I am getting following error whn i am trying to run flume flow for generating and loading hdfs directories based on year and month.
java.lang.IllegalArgumentException: Must supply a valid regex string
at com.google.common.base.Preconditions.checkArgument(Preconditions.java:141)
at org.apache.flume.interceptor.RegexExtractorInterceptor$Builder.configure(RegexExtractorInterceptor.java:176)
at org.apache.flume.channel.ChannelProcessor.configureInterceptors(ChannelProcessor.java:112)
at org.apache.flume.channel.ChannelProcessor.configure(ChannelProcessor.java:82)
at org.apache.flume.conf.Configurables.configure(Configurables.java:41)
at org.apache.flume.node.AbstractConfigurationProvider.loadSources(AbstractConfigurationProvider.java:342)
at org.apache.flume.node.AbstractConfigurationProvider.getConfiguration(AbstractConfigurationProvider.java:105)
at org.apache.flume.node.PollingPropertiesFileConfigurationProvider$FileWatcherRunnable.run(PollingPropertiesFileConfigurationProvider.java:145)
at java.util.concurrent.Executors$RunnableAdapter.call(Executors.java:511)
at java.util.concurrent.FutureTask.runAndReset(FutureTask.java:308)
at java.util.concurrent.ScheduledThreadPoolExecutor$ScheduledFutureTask.access$301(ScheduledThreadPoolExecutor.java:180)
at java.util.concurrent.ScheduledThreadPoolExecutor$ScheduledFutureTask.run(ScheduledThreadPoolExecutor.java:294)
at java.util.concurrent.ThreadPoolExecutor.runWorker(ThreadPoolExecutor.java:1149)
at java.util.concurrent.ThreadPoolExecutor$Worker.run(ThreadPoolExecutor.java:624)

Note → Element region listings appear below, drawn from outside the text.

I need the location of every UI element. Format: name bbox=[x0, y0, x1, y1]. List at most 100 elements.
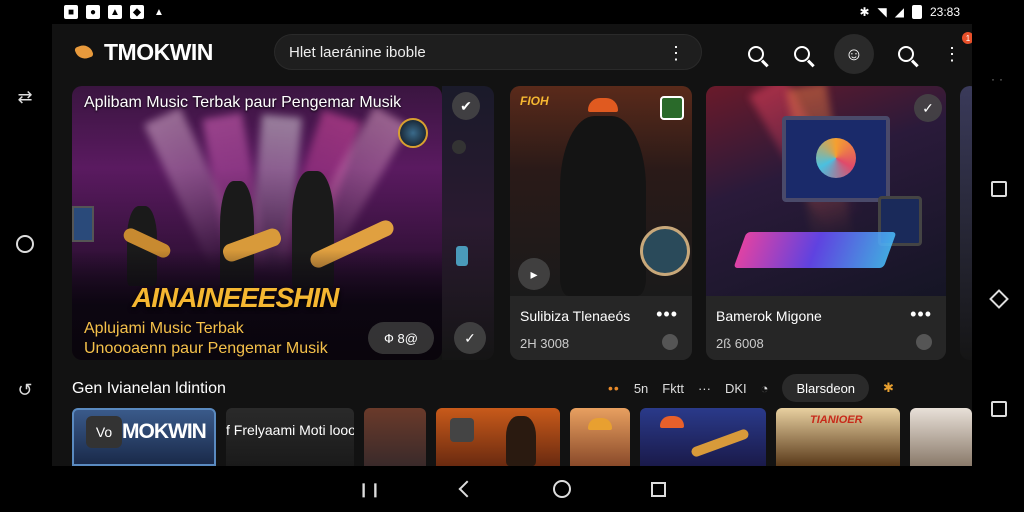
bottom-system-nav: ❙❙ bbox=[0, 466, 1024, 512]
profile-icon[interactable]: ☺ bbox=[834, 34, 874, 74]
logo-icon bbox=[74, 41, 96, 63]
more-options-icon[interactable]: ••• bbox=[910, 304, 932, 325]
bluetooth-icon: ✱ bbox=[859, 5, 870, 19]
filter-item-2[interactable]: Fktt bbox=[662, 381, 684, 396]
hero-subtitle-2: Unoooaenn paur Pengemar Musik bbox=[84, 340, 328, 357]
home-icon[interactable] bbox=[553, 480, 572, 498]
thumbnail-item[interactable]: Vo MOKWIN bbox=[72, 408, 216, 466]
card-meta: 2H 3008 bbox=[520, 336, 570, 351]
computer-monitor bbox=[782, 116, 890, 202]
thumbnail-item[interactable] bbox=[570, 408, 630, 466]
square-nav-icon[interactable] bbox=[991, 180, 1007, 197]
back-swirl-icon[interactable]: ↺ bbox=[17, 380, 32, 401]
battery-icon bbox=[911, 5, 922, 19]
next-card-peek[interactable] bbox=[960, 86, 972, 360]
search-menu-icon[interactable]: ⋮ bbox=[667, 43, 685, 64]
recent-apps-icon[interactable] bbox=[991, 400, 1007, 417]
filter-ellipsis-icon: ··· bbox=[697, 380, 711, 396]
studio-card[interactable]: ✓ Bamerok Migone ••• 2ß 6008 bbox=[706, 86, 946, 360]
thumb-hat bbox=[588, 418, 612, 430]
check-icon[interactable]: ✓ bbox=[914, 94, 942, 122]
screen-chart-icon bbox=[816, 138, 856, 178]
status-dot[interactable] bbox=[916, 334, 932, 350]
logo-text: TMOKWIN bbox=[104, 38, 213, 65]
recent-apps-icon[interactable] bbox=[651, 481, 667, 497]
right-system-nav: ·· bbox=[974, 24, 1024, 464]
top-icons: ☺ ⋮ 1 bbox=[742, 32, 972, 74]
more-dots-icon: ·· bbox=[991, 71, 1007, 86]
sort-dropdown[interactable]: Blarsdeon bbox=[782, 374, 870, 402]
search-more-icon[interactable] bbox=[892, 36, 920, 72]
thumb-prefix: Vo bbox=[86, 416, 122, 448]
hero-title: Aplibam Music Terbak paur Pengemar Musik bbox=[84, 94, 402, 111]
search-icon[interactable] bbox=[742, 36, 770, 72]
more-options-icon[interactable]: ••• bbox=[656, 304, 678, 325]
app-logo[interactable]: TMOKWIN bbox=[74, 39, 274, 66]
singer-figure bbox=[560, 116, 646, 296]
thumbnail-item[interactable] bbox=[640, 408, 766, 466]
search-text: Hlet laeránine iboble bbox=[289, 43, 426, 61]
drum bbox=[640, 226, 690, 276]
card-title: Sulibiza Tlenaeós bbox=[520, 308, 631, 324]
thumb-label: f Frelyaami Moti looohen bbox=[226, 422, 354, 438]
channel-badge-icon bbox=[660, 96, 684, 120]
notification-icon-2: ● bbox=[86, 5, 100, 19]
menu-icon[interactable]: ❙❙ bbox=[358, 481, 381, 498]
featured-cards: Aplibam Music Terbak paur Pengemar Musik… bbox=[72, 86, 972, 360]
confirm-check-icon[interactable]: ✓ bbox=[454, 322, 486, 354]
clock-icon[interactable]: ◔ bbox=[761, 381, 769, 396]
notification-icon-4: ◆ bbox=[130, 5, 144, 19]
thumb-figure bbox=[506, 416, 536, 466]
check-icon[interactable]: ✔ bbox=[452, 92, 480, 120]
monitor-screen bbox=[72, 206, 94, 242]
settings-gear-icon[interactable]: ✱ bbox=[883, 380, 894, 396]
thumbnail-item[interactable] bbox=[364, 408, 426, 466]
hero-big-text: AINAINEEESHIN bbox=[132, 282, 339, 313]
artist-card-info: Sulibiza Tlenaeós ••• 2H 3008 bbox=[510, 296, 692, 360]
thumbnail-item[interactable]: f Frelyaami Moti looohen bbox=[226, 408, 354, 466]
thumbnail-item[interactable] bbox=[910, 408, 972, 466]
status-icons-left: ■ ● ▲ ◆ ▲ bbox=[64, 5, 166, 19]
signal-icon: ◢ bbox=[894, 5, 904, 19]
light-fixture bbox=[452, 140, 466, 154]
notification-icon-3: ▲ bbox=[108, 5, 122, 19]
filter-item-1[interactable]: 5n bbox=[634, 381, 648, 396]
home-circle-icon[interactable] bbox=[16, 234, 34, 253]
hero-pill-button[interactable]: Ф 8@ bbox=[368, 322, 434, 354]
filter-dots-icon: •• bbox=[608, 380, 620, 396]
rgb-keyboard bbox=[733, 232, 897, 268]
artist-card[interactable]: FIOH ▸ Sulibiza Tlenaeós ••• 2H 3008 bbox=[510, 86, 692, 360]
rotate-icon[interactable]: ⇄ bbox=[17, 87, 32, 108]
thumbnail-item[interactable] bbox=[436, 408, 560, 466]
award-badge-icon bbox=[398, 118, 428, 148]
play-icon[interactable]: ▸ bbox=[518, 258, 550, 290]
notification-badge: 1 bbox=[962, 32, 972, 44]
mic-icon bbox=[450, 418, 474, 442]
thumbnail-item[interactable]: TIANIOER bbox=[776, 408, 900, 466]
search-bar[interactable]: Hlet laeránine iboble ⋮ bbox=[274, 34, 702, 70]
notification-icon-1: ■ bbox=[64, 5, 78, 19]
filter-item-3[interactable]: DKI bbox=[725, 381, 747, 396]
status-dot[interactable] bbox=[662, 334, 678, 350]
hero-side-strip[interactable]: ✔ ✓ bbox=[442, 86, 494, 360]
clock: 23:83 bbox=[929, 5, 960, 19]
thumb-guitar bbox=[690, 428, 750, 458]
app-window: TMOKWIN Hlet laeránine iboble ⋮ ☺ ⋮ 1 Ap… bbox=[52, 24, 972, 466]
notification-icon-5: ▲ bbox=[154, 6, 164, 18]
card-title: Bamerok Migone bbox=[716, 308, 822, 324]
hero-card[interactable]: Aplibam Music Terbak paur Pengemar Musik… bbox=[72, 86, 442, 360]
thumb-label: MOKWIN bbox=[122, 420, 207, 443]
singer-cap bbox=[588, 98, 618, 112]
wifi-icon: ◥ bbox=[877, 5, 887, 19]
notifications-icon[interactable]: ⋮ 1 bbox=[938, 32, 972, 72]
back-icon[interactable] bbox=[458, 480, 476, 498]
status-bar: ■ ● ▲ ◆ ▲ ✱ ◥ ◢ 23:83 bbox=[0, 0, 1024, 24]
diamond-nav-icon[interactable] bbox=[989, 288, 1009, 309]
section-title: Gen Ivianelan ldintion bbox=[72, 380, 226, 397]
section-filters: •• 5n Fktt ··· DKI ◔ Blarsdeon ✱ bbox=[608, 374, 894, 402]
thumbnail-row: Vo MOKWIN f Frelyaami Moti looohen TIANI… bbox=[72, 408, 972, 466]
artist-logo: FIOH bbox=[520, 94, 549, 108]
top-bar: TMOKWIN Hlet laeránine iboble ⋮ ☺ ⋮ 1 bbox=[52, 30, 972, 74]
thumb-label: TIANIOER bbox=[810, 414, 863, 426]
search-alt-icon[interactable] bbox=[788, 36, 816, 72]
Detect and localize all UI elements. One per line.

at java.lang.Thread.run(Thread.java:750)
conf file for flume is:
# Purpose: load data to hdfs and partition it by year and month
# Name source, sink and channel; replicate to logger so we can see the timestamp header
agent1.sources = source2
agent1.sinks = sink-hdfs
agent1.channels = channel-hdfs
# Describe and configure the source.
agent1.sources.source2.type = spooldir
agent1.sources.source2.spoolDir = /home/hadoopuser/Task4/spooldir
agent1.sources.source2.interceptors = i2 i3 i4
agent1.sources.source2.interceptors.i2.type = regex_extractor
agent1.sources.source2.interceptors.i3.type = regex_extractor
agent1.sources.source2.interceptors.i4.type = regex_extractor
# regex to pick up the year
agent1.sources.source2.interceptors.i2.regex = (?<=\\s)[0-9]{4}(?=-)
agent1.sources.source2.interceptors.i2.serializers = y
agent1.sources.source2.interceptors.i2.serializers.y.name = year
#regex for year
#agent1.sources.source2.interceptors.ye.regex = ^[0-9]{3}[a-zA-Z0-9]
#agent1.sources.source2.interceptors.ye.serializers = y1
#agent1.sources.source2.interceptors.ye.serializers.y1.name = year
# regex to pick up the month
agent1.sources.source2.interceptors.i3.regex = (?<=-)[0-9]{2}(?=-)
agent1.sources.source2.interceptors.i3.serializers = m
agent1.sources.source2.interceptors.i3.serializers.m.name = month
#regex for mointhy
#agent1.sources.source2.interceptors.mo.regex = [0-9]+
#agent1.sources.source2.interceptors.mo.serializers = m1
#agent1.sources.source2.interceptors.mo.serializers.m1.name = month
# Define the HDFS sink 2 –year and month
agent1.sinks.sink-hdfs.type = hdfs
agent1.sinks.sink-hdfs.hdfs.path = /Task4/partA_flume/%{year}/%{month}
agent1.sinks.sink-hdfs.hdfs.filePrefix = %{year}-%{month}
agent1.sinks.sink-hdfs.hdfs.fileSuffix = .txt
# Bind the source and sinks to the channels
agent1.sources.source2.channels = channel-hdfs
agent1.sinks.sink-hdfs.channel = channel-hdfs
# The channel will buffer events to file for durability. Type memory is faster but volatile.
agent1.channels.channel-hdfs.type = memory
# -- end of file
the data i am loading looks like:
5016833 1 2014-01-02 15:38:40 20719.257632 0
5016834 1 2014-01-02 15:38:50 20719.262176 0
5016835 1 2014-01-02 15:39:00 20719.26672 0
5016836 1 2014-01-02 15:39:10 20719.271264 0
Please help
TIA
I am trying to write a flume flow with the regex expression but its giving me error with the regex statement.